His conversations betray the same fracture. Words emerge measured, stripped of inflection, as if emotion were a contaminant to be excised. When he speaks of pain, it is in terms of thresholds and responses, neural firings catalogued like entries in a ledger. Lovers, victims, colleagues, they blur into subjects under observation. He probes their frailties not from curiosity born of warmth, but from the cold imperative to quantify. In Immortalis, where bonds fray under the weight of obsession, Webster’s isolation is absolute. He forms no attachments, for attachment implies vulnerability, and vulnerability is the one variable he refuses to introduce.

This detachment amplifies his danger exponentially. A man gripped by rage can be anticipated, his fury telegraphed in flushed cheeks and clenched fists. But Webster? He strikes from equilibrium, his gaze unchanging whether contemplating a suture or a severance. He anticipates resistance not through intuition, but through an encyclopaedic grasp of human limits. He knows precisely how much pressure fractures bone, how long a heart endures arrhythmia before capitulating. In a world of immortals who cling to their eternities with desperate claws, Webster wields mortality as a tool, indifferent to its permanence.

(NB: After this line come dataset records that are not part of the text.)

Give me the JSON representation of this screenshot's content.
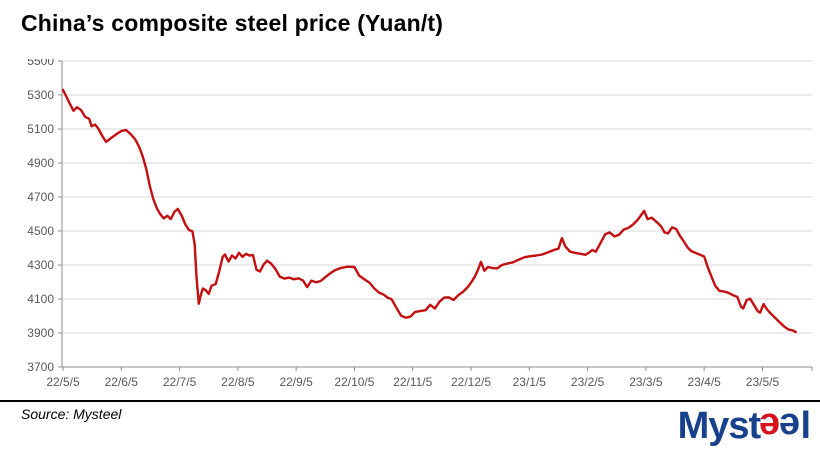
{
  "header": {
    "title": "China’s composite steel price (Yuan/t)"
  },
  "footer": {
    "source": "Source: Mysteel",
    "logo": {
      "prefix": "Myst",
      "e1": "e",
      "e2": "e",
      "suffix": "l"
    }
  },
  "colors": {
    "line": "#c40f10",
    "grid": "#d9d9d9",
    "axis": "#8c8c8c",
    "tick_label": "#595959",
    "logo_blue": "#17418c",
    "logo_red": "#d6131c"
  },
  "chart_data": {
    "type": "line",
    "title": "China’s composite steel price (Yuan/t)",
    "ylabel": "Yuan/t",
    "legend": "none",
    "grid": true,
    "ylim": [
      3700,
      5500
    ],
    "xlim": [
      0,
      12.85
    ],
    "y_ticks": [
      5500,
      5300,
      5100,
      4900,
      4700,
      4500,
      4300,
      4100,
      3900,
      3700
    ],
    "x_tick_labels": [
      "22/5/5",
      "22/6/5",
      "22/7/5",
      "22/8/5",
      "22/9/5",
      "22/10/5",
      "22/11/5",
      "22/12/5",
      "23/1/5",
      "23/2/5",
      "23/3/5",
      "23/4/5",
      "23/5/5"
    ],
    "x_unit": "month index from 22/5/5",
    "series": [
      {
        "name": "China composite steel price (Yuan/t)",
        "points": [
          [
            0,
            5330
          ],
          [
            0.07,
            5282
          ],
          [
            0.13,
            5240
          ],
          [
            0.18,
            5207
          ],
          [
            0.24,
            5228
          ],
          [
            0.31,
            5211
          ],
          [
            0.38,
            5172
          ],
          [
            0.45,
            5160
          ],
          [
            0.49,
            5116
          ],
          [
            0.55,
            5126
          ],
          [
            0.61,
            5100
          ],
          [
            0.68,
            5056
          ],
          [
            0.74,
            5024
          ],
          [
            0.83,
            5048
          ],
          [
            0.93,
            5073
          ],
          [
            1,
            5088
          ],
          [
            1.08,
            5094
          ],
          [
            1.16,
            5070
          ],
          [
            1.24,
            5038
          ],
          [
            1.31,
            4992
          ],
          [
            1.37,
            4935
          ],
          [
            1.43,
            4862
          ],
          [
            1.49,
            4765
          ],
          [
            1.55,
            4688
          ],
          [
            1.61,
            4634
          ],
          [
            1.67,
            4598
          ],
          [
            1.73,
            4574
          ],
          [
            1.79,
            4590
          ],
          [
            1.85,
            4570
          ],
          [
            1.91,
            4612
          ],
          [
            1.97,
            4630
          ],
          [
            2.04,
            4588
          ],
          [
            2.1,
            4538
          ],
          [
            2.16,
            4506
          ],
          [
            2.22,
            4498
          ],
          [
            2.26,
            4420
          ],
          [
            2.29,
            4230
          ],
          [
            2.33,
            4072
          ],
          [
            2.36,
            4120
          ],
          [
            2.4,
            4162
          ],
          [
            2.45,
            4152
          ],
          [
            2.5,
            4130
          ],
          [
            2.55,
            4178
          ],
          [
            2.62,
            4188
          ],
          [
            2.68,
            4262
          ],
          [
            2.74,
            4348
          ],
          [
            2.78,
            4362
          ],
          [
            2.84,
            4320
          ],
          [
            2.9,
            4356
          ],
          [
            2.96,
            4338
          ],
          [
            3.02,
            4372
          ],
          [
            3.08,
            4348
          ],
          [
            3.14,
            4366
          ],
          [
            3.2,
            4356
          ],
          [
            3.26,
            4358
          ],
          [
            3.32,
            4272
          ],
          [
            3.38,
            4262
          ],
          [
            3.44,
            4302
          ],
          [
            3.5,
            4326
          ],
          [
            3.57,
            4308
          ],
          [
            3.64,
            4278
          ],
          [
            3.72,
            4232
          ],
          [
            3.8,
            4220
          ],
          [
            3.88,
            4226
          ],
          [
            3.96,
            4216
          ],
          [
            4.04,
            4222
          ],
          [
            4.12,
            4208
          ],
          [
            4.19,
            4170
          ],
          [
            4.26,
            4208
          ],
          [
            4.34,
            4198
          ],
          [
            4.42,
            4206
          ],
          [
            4.5,
            4228
          ],
          [
            4.58,
            4250
          ],
          [
            4.66,
            4268
          ],
          [
            4.76,
            4282
          ],
          [
            4.88,
            4290
          ],
          [
            5,
            4288
          ],
          [
            5.08,
            4238
          ],
          [
            5.16,
            4218
          ],
          [
            5.26,
            4196
          ],
          [
            5.34,
            4162
          ],
          [
            5.42,
            4138
          ],
          [
            5.5,
            4126
          ],
          [
            5.58,
            4106
          ],
          [
            5.64,
            4098
          ],
          [
            5.72,
            4048
          ],
          [
            5.8,
            4002
          ],
          [
            5.88,
            3990
          ],
          [
            5.96,
            3996
          ],
          [
            6.04,
            4024
          ],
          [
            6.14,
            4030
          ],
          [
            6.22,
            4034
          ],
          [
            6.3,
            4066
          ],
          [
            6.38,
            4044
          ],
          [
            6.46,
            4084
          ],
          [
            6.54,
            4108
          ],
          [
            6.62,
            4110
          ],
          [
            6.7,
            4094
          ],
          [
            6.78,
            4122
          ],
          [
            6.86,
            4142
          ],
          [
            6.94,
            4168
          ],
          [
            7,
            4196
          ],
          [
            7.06,
            4228
          ],
          [
            7.12,
            4272
          ],
          [
            7.17,
            4318
          ],
          [
            7.23,
            4266
          ],
          [
            7.29,
            4288
          ],
          [
            7.37,
            4282
          ],
          [
            7.45,
            4280
          ],
          [
            7.53,
            4300
          ],
          [
            7.62,
            4308
          ],
          [
            7.72,
            4316
          ],
          [
            7.82,
            4332
          ],
          [
            7.92,
            4346
          ],
          [
            8.02,
            4352
          ],
          [
            8.12,
            4356
          ],
          [
            8.22,
            4362
          ],
          [
            8.32,
            4374
          ],
          [
            8.42,
            4388
          ],
          [
            8.5,
            4396
          ],
          [
            8.56,
            4458
          ],
          [
            8.62,
            4408
          ],
          [
            8.7,
            4378
          ],
          [
            8.78,
            4372
          ],
          [
            8.88,
            4366
          ],
          [
            8.96,
            4360
          ],
          [
            9.02,
            4372
          ],
          [
            9.08,
            4388
          ],
          [
            9.14,
            4378
          ],
          [
            9.22,
            4428
          ],
          [
            9.3,
            4480
          ],
          [
            9.38,
            4492
          ],
          [
            9.46,
            4468
          ],
          [
            9.54,
            4478
          ],
          [
            9.62,
            4508
          ],
          [
            9.7,
            4518
          ],
          [
            9.78,
            4538
          ],
          [
            9.86,
            4566
          ],
          [
            9.92,
            4594
          ],
          [
            9.97,
            4618
          ],
          [
            10.03,
            4570
          ],
          [
            10.1,
            4578
          ],
          [
            10.18,
            4554
          ],
          [
            10.26,
            4528
          ],
          [
            10.32,
            4492
          ],
          [
            10.38,
            4486
          ],
          [
            10.45,
            4522
          ],
          [
            10.52,
            4512
          ],
          [
            10.58,
            4474
          ],
          [
            10.65,
            4438
          ],
          [
            10.72,
            4402
          ],
          [
            10.78,
            4382
          ],
          [
            10.85,
            4372
          ],
          [
            10.92,
            4362
          ],
          [
            11,
            4350
          ],
          [
            11.06,
            4288
          ],
          [
            11.13,
            4228
          ],
          [
            11.19,
            4178
          ],
          [
            11.26,
            4148
          ],
          [
            11.34,
            4144
          ],
          [
            11.42,
            4136
          ],
          [
            11.5,
            4122
          ],
          [
            11.57,
            4112
          ],
          [
            11.63,
            4056
          ],
          [
            11.67,
            4044
          ],
          [
            11.73,
            4094
          ],
          [
            11.79,
            4102
          ],
          [
            11.86,
            4062
          ],
          [
            11.92,
            4028
          ],
          [
            11.96,
            4020
          ],
          [
            12.02,
            4070
          ],
          [
            12.08,
            4038
          ],
          [
            12.15,
            4012
          ],
          [
            12.22,
            3988
          ],
          [
            12.3,
            3962
          ],
          [
            12.38,
            3936
          ],
          [
            12.45,
            3920
          ],
          [
            12.52,
            3915
          ],
          [
            12.57,
            3906
          ]
        ]
      }
    ]
  }
}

Others in the canon rage against their natures, or revel in them with grotesque abandon. Webster simply is. His menace lies in this purity of purpose, untainted by the mess of feeling. He does not hate; he assesses. He does not lust; he experiments. And in that void, horrors proliferate unchecked. To cross Webster is to enter a equation where you are the unknown, and he, the inexorable solver.